Local rooftop solar alone isn’t enough by itself to completely decarbonize our electrical grid. We’ll still need other renewables, including utility scale solar and wind. Offshore wind farms and tidal/wave power projects will also contribute at some point after 2030.
Plus, a carbon free economy also means electrification of buildings and transportation, from passenger cars, to heavy trucks and ferry boats. That means total demand for electricity will double by 2045 from 2020 levels. Washington’s grid will need every green electron it can get!
There are lots of reasons we should install solar on every rooftop where it’s practical. Pairing solar panels with batteries brings the added benefit of shielding individual homes from brownouts and power outages. Those individual homes can be networked into blocks and entire neighborhoods to form “micro-grids” that can offer that same protection to a wider area.
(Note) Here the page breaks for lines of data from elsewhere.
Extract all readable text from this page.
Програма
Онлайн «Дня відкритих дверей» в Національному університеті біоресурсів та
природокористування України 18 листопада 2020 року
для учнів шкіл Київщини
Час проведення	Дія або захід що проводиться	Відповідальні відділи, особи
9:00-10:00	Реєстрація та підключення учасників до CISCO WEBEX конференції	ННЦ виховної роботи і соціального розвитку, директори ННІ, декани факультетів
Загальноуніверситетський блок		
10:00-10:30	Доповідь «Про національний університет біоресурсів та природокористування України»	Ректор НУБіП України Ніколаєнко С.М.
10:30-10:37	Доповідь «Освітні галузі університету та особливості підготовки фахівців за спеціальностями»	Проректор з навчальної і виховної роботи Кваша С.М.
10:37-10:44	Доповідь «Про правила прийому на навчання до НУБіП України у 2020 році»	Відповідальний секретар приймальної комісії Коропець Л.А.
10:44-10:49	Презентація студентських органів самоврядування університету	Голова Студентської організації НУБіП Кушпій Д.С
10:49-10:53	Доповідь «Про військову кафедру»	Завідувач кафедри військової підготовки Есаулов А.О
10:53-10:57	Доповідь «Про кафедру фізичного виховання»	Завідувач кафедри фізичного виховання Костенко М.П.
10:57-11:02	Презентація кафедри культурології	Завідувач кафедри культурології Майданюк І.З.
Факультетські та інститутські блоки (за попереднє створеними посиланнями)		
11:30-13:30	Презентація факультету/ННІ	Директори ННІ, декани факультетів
Another huge advantage of local solar is that it neatly leverages existing electric transmission lines. And it can be built quickly. And since panels are being deployed in the “already built” environment, crop and rangeland isn’t disturbed and can be left to those uses.
The Achilles’ heel of utility scale wind and solar is transmission – both congestion on existing lines and the expense of building new ones. Billions of dollars worth of large scale wind and solar are backlogged right now because there aren’t enough power lines to get the electricity from where it’s produced to population centers.
Local solar can be built in weeks instead of being backlogged for years.